The main ovulation induction medications include:
- Antiestrogen, causing an inhibition of the negative feedback of estrogen on the pituitary gland, resulting in an increase in secretion of follicle-stimulating hormone. Medications in use for this effect are mainly clomifene citrate and tamoxifen (both being selective estrogen-receptor modulators), as well as letrozole (an aromatase inhibitor).
- Follicle-stimulating hormone (FSH), directly stimulating the ovaries. In women with anovulation, it may be an alternative after 7–12 attempted cycles of pituitary feedback regimens (as evidenced by clomifene citrate), since the latter ones are less expensive and more easy to control.

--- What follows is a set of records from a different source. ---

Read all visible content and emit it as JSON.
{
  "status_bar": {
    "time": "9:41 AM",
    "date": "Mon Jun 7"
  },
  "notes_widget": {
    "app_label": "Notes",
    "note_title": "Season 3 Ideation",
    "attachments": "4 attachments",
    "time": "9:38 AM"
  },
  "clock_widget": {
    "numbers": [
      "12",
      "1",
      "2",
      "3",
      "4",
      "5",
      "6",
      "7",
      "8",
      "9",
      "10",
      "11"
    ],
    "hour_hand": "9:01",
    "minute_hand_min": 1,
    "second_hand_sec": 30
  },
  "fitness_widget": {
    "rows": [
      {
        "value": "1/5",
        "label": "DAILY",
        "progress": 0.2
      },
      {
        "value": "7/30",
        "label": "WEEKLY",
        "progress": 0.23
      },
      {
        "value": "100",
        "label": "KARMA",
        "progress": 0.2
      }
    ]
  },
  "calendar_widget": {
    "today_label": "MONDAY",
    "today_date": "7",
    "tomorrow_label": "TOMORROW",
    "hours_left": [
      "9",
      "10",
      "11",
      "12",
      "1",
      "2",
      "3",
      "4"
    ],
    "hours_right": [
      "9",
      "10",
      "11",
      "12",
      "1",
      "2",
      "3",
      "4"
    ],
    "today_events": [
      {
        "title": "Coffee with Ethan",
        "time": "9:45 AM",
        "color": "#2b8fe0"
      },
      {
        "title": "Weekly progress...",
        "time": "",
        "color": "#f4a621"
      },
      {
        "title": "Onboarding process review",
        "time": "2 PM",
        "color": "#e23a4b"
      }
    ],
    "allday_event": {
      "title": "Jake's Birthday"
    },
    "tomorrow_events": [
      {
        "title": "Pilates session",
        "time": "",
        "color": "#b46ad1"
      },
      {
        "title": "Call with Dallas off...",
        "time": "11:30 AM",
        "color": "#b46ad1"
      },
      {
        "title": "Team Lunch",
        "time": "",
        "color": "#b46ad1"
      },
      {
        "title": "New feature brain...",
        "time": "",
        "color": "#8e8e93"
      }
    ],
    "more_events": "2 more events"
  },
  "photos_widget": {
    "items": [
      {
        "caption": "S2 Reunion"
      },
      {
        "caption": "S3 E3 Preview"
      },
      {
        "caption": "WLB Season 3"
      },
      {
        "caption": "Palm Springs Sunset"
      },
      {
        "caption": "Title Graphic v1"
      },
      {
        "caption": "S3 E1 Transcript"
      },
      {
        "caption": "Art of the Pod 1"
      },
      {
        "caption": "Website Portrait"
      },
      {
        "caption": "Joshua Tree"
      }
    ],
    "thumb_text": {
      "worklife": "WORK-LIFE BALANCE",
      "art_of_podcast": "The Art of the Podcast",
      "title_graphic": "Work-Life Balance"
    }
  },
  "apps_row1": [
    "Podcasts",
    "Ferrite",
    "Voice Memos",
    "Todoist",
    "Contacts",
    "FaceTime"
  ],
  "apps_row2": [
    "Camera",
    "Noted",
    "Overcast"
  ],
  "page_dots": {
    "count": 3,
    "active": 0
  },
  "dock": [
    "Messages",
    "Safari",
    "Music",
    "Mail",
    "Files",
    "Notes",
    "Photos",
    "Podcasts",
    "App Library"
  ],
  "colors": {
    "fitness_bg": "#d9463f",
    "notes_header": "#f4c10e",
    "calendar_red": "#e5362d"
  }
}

=== Treatment for hypogonadotropic hypogonadism (HA) ===
In women with hypogonadotropic hypogonadism suspicious for functional hypothalamic amenorrhea, treatment should be centered around weight gain, reducing intensity and frequency of exercise, and stress reduction with psychotherapy or counseling. Athletes and women with anorexia can have reduced GnRH pulsing due to hypothalamic dysfunction due to increased energy requirements without their needs being met calorically and severely reduced caloric intake, respectively. If anovulation persists following lifestyle modifications, ovulation can be induced with pulsatile gonadotrophin-releasing hormone (GnRH) or gonadotrophin (FSH & LH) administration.

=== Treatment for primary ovarian insufficiency (POI) ===
For women with POI that desire pregnancy, ovulation induction strategies should be avoided and assisted reproduction, such as in vitro fertilization (IVF) with donor oocytes, should be offered.

=== Treatment for hyperprolactinemia ===
For anovulatory women with hyperprolactinemia without symptoms, they can forgo treatment and continue with close follow up and medical observation. If symptoms of hyperprolactinemia are present, dopamine agonists, such as bromocriptine, are first line treatment which act by inhibiting production of prolactin by the pituitary and can shrink a prolactin-secretin lesion (i.e. prolactinoma) if present. In rare cases, endoscopic transnasal transsphenoidal surgery and radiotherapy, may be required to resect and shrink a prolactinoma if greater than 10 mm in size. Importantly, individuals should be able to conceive following normalization of serum prolactin levels and shrinking or removal of the tumor.

===Other treatments===
Corticosteroids (usually found in anti-inflammatory drugs) can be used to treat anovulation if it is caused by an overproduction of male hormones by the adrenal glands. Corticosteroids are usually used to reduce the production of testosterone.